Mon appartement se situe à proximité d’un point de distribution des Restos du Coeur, dans un quartier en-devenir comme on dit (un peu Bobo donc). J’aurais donc légitiment pu dire que j’ai choisi cet endroit pour son côté branchouille et cosmopolite; ce n’est pas le cas, seul le hasard en est responsable.

Handicapé du sommeil et de la cigarette, je fume à ma fenêtre vers 6 heures du matin et observe avec un certain renoncement je l’avoue ce que j’appelle le ballet des ombres. Cette file continue de gens dans le besoin qui, charriant leur cabas vide, la démarche mal assurée et le regard inquiet (même dans la nuit je distingue ce détail (j’ai un oeil de lynx avec mes lunettes) mais qu’on ne s’y trompe pas, le regard n’est pas inquiet du qu’en dira-t-on mais plus du combien seront devant moi) se dirige uniformément vers le point de ravitaillement. Il fait froid, ils sont nombreux mais l’organisation est parfaitement huilée. Chacun stationne son caddie devant la porte, par ordre d’arrivée et vaque ensuite à ses occupations en attendant la précieuse ouverture.

Les dites occupations étant plutôt restreintes à cette heure dans le quartier, chacun se retrouve donc à discuter de tout et de rien avec son voisin d’infortune. Voisin qui j’imagine devient une connaissance, peut être même un ami tant le rythme de ces rencontres est rapide.

C’est généralement une fois que la grande majorité des ombres est arrivée que je sors la kien pour ses besoins naturels et matinaux. Mon tour (immuable lui aussi parce que maitrisé en nombre d’urines à renifler et zones propices au soulagement odorant) se termine immanquablement par une remontée de la rue en direction de mon appartement (il faut bien que je rentre hein). Les ombres patientant de part et d’autre de la voie, je marche au milieu pour éviter à ceux qui confondraient chien et loup de prendre peur inutilement (on remarque mieux la taille imposante de la kien que sa queue qui frétille dans le noir).

Chaque matinée débute ainsi sans autre anecdote que le rituel. Sauf ce matin.
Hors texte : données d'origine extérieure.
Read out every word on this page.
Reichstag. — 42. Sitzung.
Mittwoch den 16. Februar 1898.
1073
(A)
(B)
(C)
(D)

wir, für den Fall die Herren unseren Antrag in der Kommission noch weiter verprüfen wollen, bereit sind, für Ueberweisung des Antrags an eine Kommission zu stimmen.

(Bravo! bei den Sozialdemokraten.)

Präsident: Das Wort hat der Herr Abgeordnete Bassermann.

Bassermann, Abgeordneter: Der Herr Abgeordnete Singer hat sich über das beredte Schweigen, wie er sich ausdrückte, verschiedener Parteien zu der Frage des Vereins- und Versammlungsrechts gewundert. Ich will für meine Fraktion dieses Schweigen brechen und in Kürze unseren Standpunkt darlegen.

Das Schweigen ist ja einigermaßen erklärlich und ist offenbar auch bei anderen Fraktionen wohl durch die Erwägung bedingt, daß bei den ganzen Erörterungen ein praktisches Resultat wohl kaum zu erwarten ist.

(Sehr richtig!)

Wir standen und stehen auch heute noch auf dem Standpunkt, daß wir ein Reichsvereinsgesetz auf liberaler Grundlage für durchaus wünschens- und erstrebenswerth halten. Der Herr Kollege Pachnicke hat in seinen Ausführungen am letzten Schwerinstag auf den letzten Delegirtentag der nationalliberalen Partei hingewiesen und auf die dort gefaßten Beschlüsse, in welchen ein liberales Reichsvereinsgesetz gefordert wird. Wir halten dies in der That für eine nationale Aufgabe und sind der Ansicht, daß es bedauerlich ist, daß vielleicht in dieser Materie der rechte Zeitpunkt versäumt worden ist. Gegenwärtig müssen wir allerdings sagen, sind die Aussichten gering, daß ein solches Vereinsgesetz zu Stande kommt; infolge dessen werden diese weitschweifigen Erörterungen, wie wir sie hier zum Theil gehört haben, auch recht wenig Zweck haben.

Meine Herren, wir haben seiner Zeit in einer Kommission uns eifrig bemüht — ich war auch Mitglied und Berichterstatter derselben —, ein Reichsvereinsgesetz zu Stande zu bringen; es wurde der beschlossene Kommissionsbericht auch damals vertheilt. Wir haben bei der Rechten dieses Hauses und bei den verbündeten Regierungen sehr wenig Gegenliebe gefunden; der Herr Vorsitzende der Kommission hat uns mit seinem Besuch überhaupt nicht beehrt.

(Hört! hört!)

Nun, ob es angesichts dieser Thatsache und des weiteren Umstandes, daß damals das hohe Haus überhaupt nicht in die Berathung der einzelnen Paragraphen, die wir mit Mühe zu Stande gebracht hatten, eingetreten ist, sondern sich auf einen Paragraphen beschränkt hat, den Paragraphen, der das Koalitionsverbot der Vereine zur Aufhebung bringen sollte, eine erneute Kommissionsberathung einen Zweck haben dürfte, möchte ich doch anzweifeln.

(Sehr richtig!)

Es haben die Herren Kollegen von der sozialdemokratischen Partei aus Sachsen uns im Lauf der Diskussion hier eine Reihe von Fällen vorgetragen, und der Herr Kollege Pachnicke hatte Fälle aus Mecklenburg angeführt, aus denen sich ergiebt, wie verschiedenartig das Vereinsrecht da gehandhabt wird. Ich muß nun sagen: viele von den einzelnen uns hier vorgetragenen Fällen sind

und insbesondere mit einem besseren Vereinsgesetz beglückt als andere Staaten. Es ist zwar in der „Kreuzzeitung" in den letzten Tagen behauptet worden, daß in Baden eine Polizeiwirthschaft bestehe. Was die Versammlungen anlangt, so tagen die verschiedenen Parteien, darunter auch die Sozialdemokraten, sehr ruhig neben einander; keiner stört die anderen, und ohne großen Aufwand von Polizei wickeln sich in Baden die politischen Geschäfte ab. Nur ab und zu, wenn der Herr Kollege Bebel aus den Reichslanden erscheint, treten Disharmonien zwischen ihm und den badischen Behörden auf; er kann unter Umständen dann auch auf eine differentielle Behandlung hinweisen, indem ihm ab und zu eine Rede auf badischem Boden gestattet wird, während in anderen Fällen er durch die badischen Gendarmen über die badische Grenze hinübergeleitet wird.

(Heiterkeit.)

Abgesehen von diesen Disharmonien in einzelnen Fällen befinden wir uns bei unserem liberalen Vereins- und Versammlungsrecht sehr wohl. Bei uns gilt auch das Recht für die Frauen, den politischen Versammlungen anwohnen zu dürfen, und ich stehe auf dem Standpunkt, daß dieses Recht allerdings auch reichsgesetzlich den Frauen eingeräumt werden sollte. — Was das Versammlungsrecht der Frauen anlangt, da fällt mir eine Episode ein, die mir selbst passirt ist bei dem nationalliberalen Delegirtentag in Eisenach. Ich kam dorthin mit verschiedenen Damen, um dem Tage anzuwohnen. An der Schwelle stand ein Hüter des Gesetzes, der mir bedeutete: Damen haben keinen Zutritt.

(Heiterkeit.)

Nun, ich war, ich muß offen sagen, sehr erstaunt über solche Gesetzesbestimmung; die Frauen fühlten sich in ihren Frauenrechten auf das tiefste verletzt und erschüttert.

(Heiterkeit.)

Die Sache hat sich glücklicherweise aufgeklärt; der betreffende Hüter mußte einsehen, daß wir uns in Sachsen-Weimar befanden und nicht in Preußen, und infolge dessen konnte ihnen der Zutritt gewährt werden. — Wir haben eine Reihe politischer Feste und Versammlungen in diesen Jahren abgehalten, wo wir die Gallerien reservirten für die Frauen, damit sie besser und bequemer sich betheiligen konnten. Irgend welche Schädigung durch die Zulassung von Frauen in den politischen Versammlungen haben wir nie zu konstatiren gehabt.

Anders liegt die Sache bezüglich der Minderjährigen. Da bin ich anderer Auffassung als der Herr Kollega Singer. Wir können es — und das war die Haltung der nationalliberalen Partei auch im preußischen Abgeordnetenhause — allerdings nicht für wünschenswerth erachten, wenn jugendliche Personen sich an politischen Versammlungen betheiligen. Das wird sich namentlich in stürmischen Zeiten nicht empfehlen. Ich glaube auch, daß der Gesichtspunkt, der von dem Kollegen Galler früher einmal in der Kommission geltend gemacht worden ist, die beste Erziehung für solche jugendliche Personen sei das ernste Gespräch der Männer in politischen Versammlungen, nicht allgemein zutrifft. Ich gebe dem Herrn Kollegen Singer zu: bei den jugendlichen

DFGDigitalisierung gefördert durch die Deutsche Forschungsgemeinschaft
Notre tour presque terminé, les besoins de la kiens assouvis, nous attaquons donc la remontée de la rue. J’ai la tête ailleurs, peu concentré (si tant est que promener un chien nécessite de la concentration) nous marchons sur le trottoir et pas au milieu. A l’approche d’une groupe, un de ses membres s’écarte, voit la kien et exprime avec vigueur (et trop fort pour l’heure matinale) à quel point il la trouve belle et puissante (en vrai c’était : ça c’est un bon chien). Dans la foulée, il enchaine avec : « vous devriez la lacher sur les autres de l’autre côté, ça ferait le ménage » et tout le groupe s’esclaffe. Il est tôt, il fait nuit, je ne saisis pas et à le regarder, mon interlocuteur ne semble pas comprendre mon oeil vitreux (la kien elle a déjà pressé le pas comprenant rapidement que le gars n’avait aucune croquette à lui donner).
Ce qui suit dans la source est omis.